Die Aufregung der Sozialdemokraten ist im Rathaus nicht nachzuvollziehen. Dort betont man, es handele sich um die zweite Erprobungsphase, um Erkenntnisse zu gewinnen. Im verkehrsberuhigten Bereich solle es zu einem sinnvollen Miteinander aller Verkehrsteilnehmer kommen, wobei die Fußgänger privilegiert sind. Aus Sicherheitsgründen dürfe nur Schrittgeschwindigkeit gefahren werden. Wichtig sei auch, mehr Parkplätze anzubieten.

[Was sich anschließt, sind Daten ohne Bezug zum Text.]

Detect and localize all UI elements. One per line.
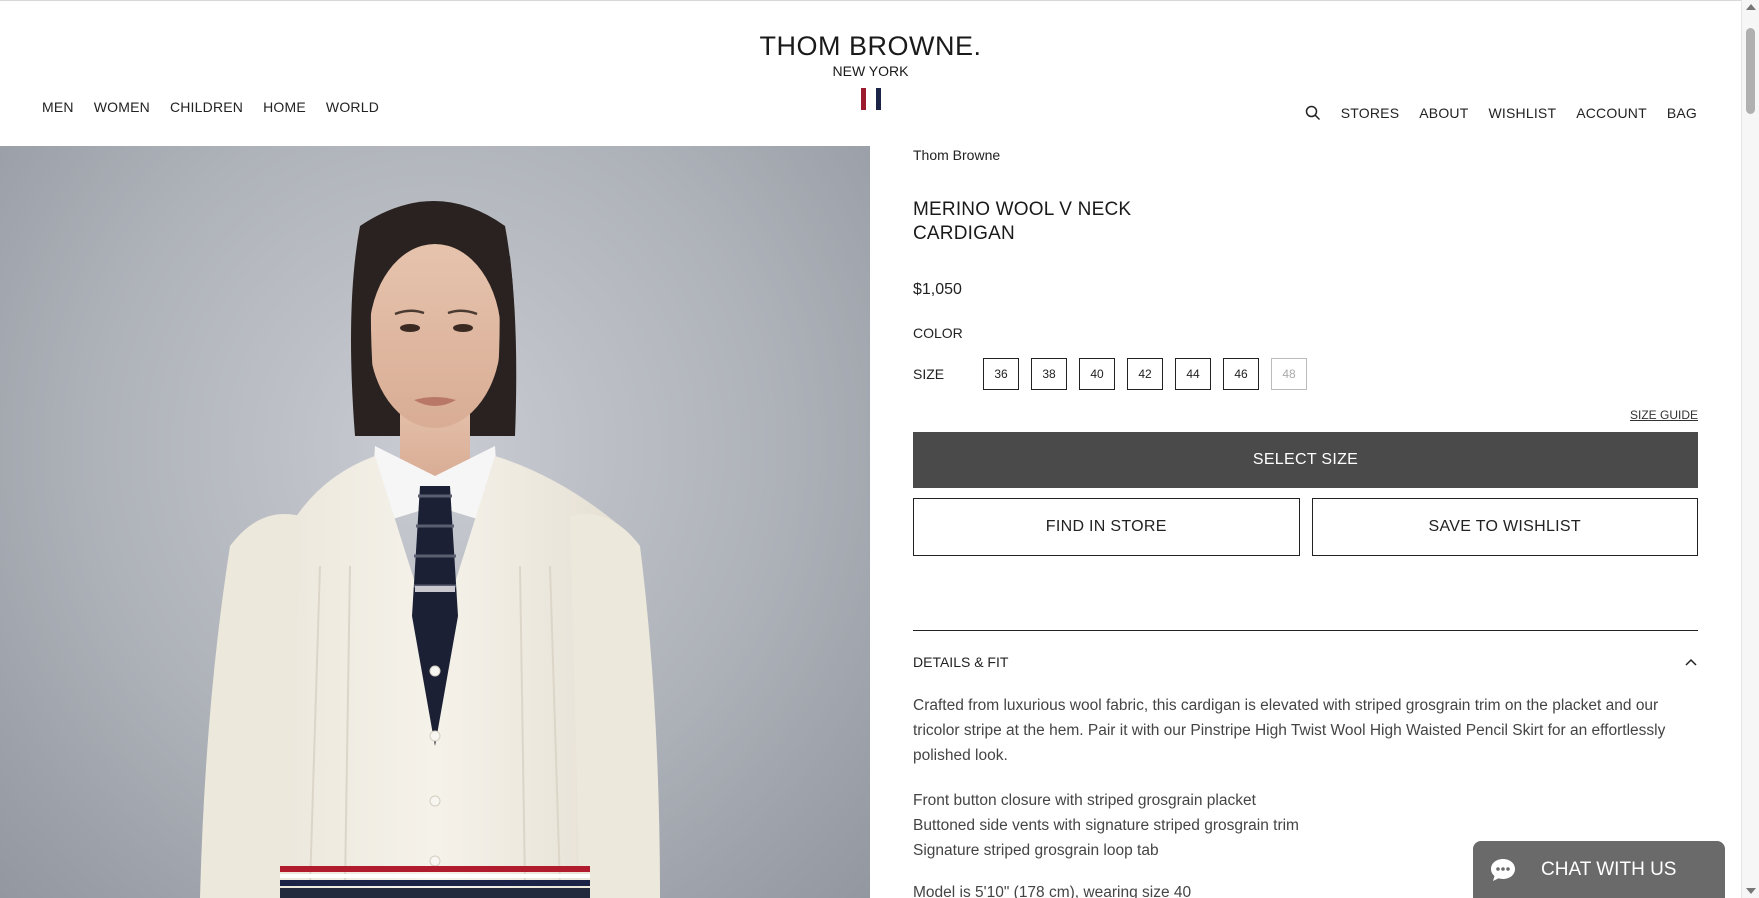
- size-label: SIZE: [913, 366, 945, 382]
- color-label: COLOR: [913, 325, 963, 341]
- utility-nav: STORES ABOUT WISHLIST ACCOUNT BAG: [1305, 105, 1697, 121]
- nav-women[interactable]: WOMEN: [94, 99, 150, 115]
- size-option-40[interactable]: 40: [1079, 358, 1115, 390]
- size-option-38[interactable]: 38: [1031, 358, 1067, 390]
- scroll-up-icon[interactable]: [1746, 4, 1756, 10]
- chat-label: CHAT WITH US: [1541, 858, 1677, 880]
- feature-item: Front button closure with striped grosgr…: [913, 792, 1256, 809]
- size-guide-link[interactable]: SIZE GUIDE: [913, 408, 1698, 422]
- details-heading: DETAILS & FIT: [913, 654, 1009, 670]
- scroll-down-icon[interactable]: [1746, 888, 1756, 894]
- scrollbar[interactable]: [1741, 0, 1759, 898]
- flag-stripe-blue: [875, 88, 881, 110]
- site-header: THOM BROWNE. NEW YORK MEN WOMEN CHILDREN…: [0, 0, 1741, 146]
- feature-item: Buttoned side vents with signature strip…: [913, 817, 1299, 834]
- size-option-42[interactable]: 42: [1127, 358, 1163, 390]
- details-toggle[interactable]: DETAILS & FIT: [913, 631, 1698, 693]
- flag-stripe-white: [868, 88, 874, 110]
- chat-button[interactable]: CHAT WITH US: [1473, 841, 1725, 898]
- nav-bag[interactable]: BAG: [1667, 105, 1697, 121]
- nav-world[interactable]: WORLD: [326, 99, 379, 115]
- brand-logo[interactable]: THOM BROWNE. NEW YORK: [0, 31, 1741, 79]
- nav-children[interactable]: CHILDREN: [170, 99, 243, 115]
- select-size-button[interactable]: SELECT SIZE: [913, 432, 1698, 488]
- nav-wishlist[interactable]: WISHLIST: [1488, 105, 1556, 121]
- nav-about[interactable]: ABOUT: [1419, 105, 1468, 121]
- main-nav: MEN WOMEN CHILDREN HOME WORLD: [42, 99, 379, 115]
- size-selector: SIZE 36 38 40 42 44 46 48: [913, 358, 1698, 390]
- brand-city: NEW YORK: [832, 63, 909, 79]
- chevron-up-icon[interactable]: [1684, 655, 1698, 669]
- model-photo: [200, 201, 660, 898]
- find-in-store-button[interactable]: FIND IN STORE: [913, 498, 1300, 556]
- product-title: MERINO WOOL V NECK CARDIGAN: [913, 199, 1132, 244]
- save-to-wishlist-button[interactable]: SAVE TO WISHLIST: [1311, 498, 1698, 556]
- nav-men[interactable]: MEN: [42, 99, 74, 115]
- size-option-48[interactable]: 48: [1271, 358, 1307, 390]
- flag-stripe-red: [861, 88, 867, 110]
- brand-name[interactable]: THOM BROWNE.: [0, 31, 1741, 62]
- nav-home[interactable]: HOME: [263, 99, 306, 115]
- nav-account[interactable]: ACCOUNT: [1576, 105, 1647, 121]
- size-option-44[interactable]: 44: [1175, 358, 1211, 390]
- product-info: Thom Browne MERINO WOOL V NECK CARDIGAN …: [913, 146, 1698, 898]
- product-image[interactable]: [0, 146, 870, 898]
- search-icon[interactable]: [1305, 105, 1321, 121]
- product-brand: Thom Browne: [913, 147, 1001, 163]
- size-option-36[interactable]: 36: [983, 358, 1019, 390]
- scroll-thumb[interactable]: [1746, 28, 1755, 114]
- product-price: $1,050: [913, 281, 962, 298]
- size-option-46[interactable]: 46: [1223, 358, 1259, 390]
- chat-bubble-icon: [1489, 857, 1517, 883]
- flag-icon: [861, 88, 881, 110]
- nav-stores[interactable]: STORES: [1341, 105, 1400, 121]
- product-description: Crafted from luxurious wool fabric, this…: [913, 697, 1666, 764]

Die Sozialdemokraten gehen in ihrem Schreiben auf die jüngere Historie des Fußgängerbereichs ein. Nach langen Diskussionen, schreiben sie, wurde im Bauausschuss im Mai vergangenen Jahres eine „verkehrsberuhigte Zone“ in der Altstadt beschlossen. In diesem Beschluss sei ausdrücklich festgelegt: „Davon ausgenommen ist der Rathausplatz, der Fußgängerbereich bleibt.“ Unter dieser Prämisse habe die SPD-Fraktion dem Beschluss zugestimmt. Weiter heißt es: „Nachdem dieser erste Versuch einer Verkehrsberuhigung wegen erheblicher organisatorischer und kommunikativer Mängel als gescheitert betrachtet werden muss, hat die CDU Fraktion einen  neuen Vorschlag vorgelegt, der einige Mängel korrigieren soll.“ In diesem Zusammenhang sei dann auch der Erhalt der Fußgängerzone kassiert worden. Anstatt die neue Konzeption nochmals dem Rat vorzulegen, erläutert die SPD weiter, habe Bürgermeister Schäfer sie in einer verkehrsrechtlichen Anordnung umgesetzt. Unter anderem bedeute dies, dass das Schild „Fußgängerzone“ von der Ecke Sammetgasse an die Ecke Enggass versetzt werde. An Werktagen außer Mittwoch und  Samstag sei der Rathausplatz für  den Autoverkehr damit freigegeben, die Fußgängerzone „Rathausplatz“  beerdigt. Ein „Schnellverfahren“, das mit Bürgernähe nichts zu tun habe. Die SPD-Fraktion hingegen sagt: „Der Rathausplatz ist eindeutig als Fußgängerzone nach dem saarländischen Straßenverkehrsgesetz gewidmet. Dies schon allein dadurch, dass der Platz entsprechend  ausgeschildert und seit vielen Jahrzehnten so unwidersprochen genutzt wird.“ Die Anordnung des Bürgermeisters sei in diesem Punkt rechtswidrig und müsse zurückgezogen werden.